Festivals of Life and Beer
One of my goals in life is to get Americans to travel more. For the world to survive climate change and the banking foul-up, regular citizens need to understand a lot more about the 92 percent of the world that is not the US. If I fail, we are all doomed.
The reluctant or inexperienced traveler may need an excuse to enable them to overcome fear of the unfamiliar. As craft beer lovers, the lure of a famous beer festival might do it. Better yet, why not consider an obscure one? Here are a few tips, with their 2010 dates.
Great British Beer Festival, London
August 3–7. gbbf.org.uk
The ultimate homage to flat, weak, warm British ale on draft, with an occasional nod to the rest of the world.
Pros: Incredible subtle variety on one beer theme; it’s London, so they speak American; the pound is weak this year.
Cons: Seriously expensive hotels; few really exciting beers.
Tips: Stay in Bayswater or Earls Court; drink small measures; hit the foreign beers bar; travel on to Edinburgh for unique cultural mayhem.
Great American Beer Festival, Denver
September 16–18. greatamericanbeerfestival.com
If GABF were in England, it would be a gay icon. Dicky-bowed attendants marshaled to dispense thimbles of limitless brews into dinky plastic pots.
Pros: Unrivaled variety; efficient dispense; rarely overcrowded; brewers attend.
Cons: Awful food; insufficient toilets; underplays its educational role; it’s America, so it’s cheating.
Tips: Book months in advance; avoid familiar breweries; do one style an hour; you can get drunk on tiny measures.
Oktoberfest, Munich, Germany
September 18–October 4. oktoberfest.de/en
Join 6 million revelers in groups of up to 10,000 in tents, drinking beer by the liter, eating chicken and getting drunk.
Pros: Famously strong-wristed, dirndl-clad waitresses; the Theresienwiese (d’Wiesn) giant fairground; saying you’ve been.
Cons: Same old beers; starts rowdy and heads rapidly downhill; hard-sell food and merchandise; that bloody drinking song.
Tips: Reserve well in advance; stay in Erding and take the S-Bahn; miss it altogether and drink ’round the city instead.
All of these are great if you like cities, crowds and occasion. If the offbeat and unlikely is more your thing, you may prefer to consider some smaller events.
Brassigaume, Marbehan, Belgium
October 16–17. brassigaume.be
Railway stations are important. Marbehan village is on the main Brussels-Luxembourg line and gets dozens of fast trains daily. It’s strictly micro at this excellent local hoolie attended by international birra cogniscenti in their country clothes.
Spontaneous Fermentation Weekend, Opstal, Belgium
May 29–30. bierpallieters.be
In the middle of the Brussels-Antwerp-Ghent triangle but miles away from each, the parish hall in Opstal hosts the ultimate display of Lambics, gathering every known commercial example, by fair means or foul.

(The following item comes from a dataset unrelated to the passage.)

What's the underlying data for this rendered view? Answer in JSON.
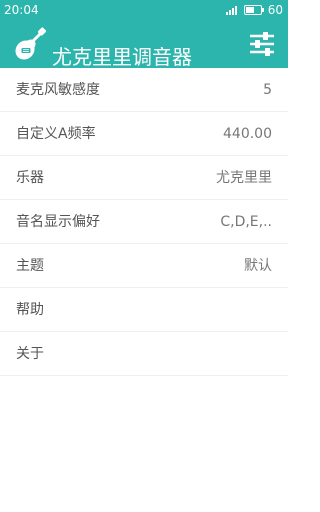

Villaggio della Birra, Bibbiano, Italy
September 11–12. villaggiodellabirra.com
Between the Chianti and Brunello wine-growing areas, near the Tuscan hill town of Buonconvento, north of Siena, this tiny village’s only café stocks 100-plus Belgian and Italian microbrews year-round and annually hosts a gathering of craft brewers and their families. Bizarre, endearing and thoroughly enjoyable.
You just missed Finland’s top event, and you will need to move quick to get to Denmark’s Copenhagen festival (BeerFestival.dk).
But for just plain bragging, the place to be seen this summer, to demonstrate dedication to both adventure and the encouragement of a perverse, reverse sense of revolution is the 2nd Independent & Microbreweries Fest in St. Petersburg, Russia, on the last weekend in August.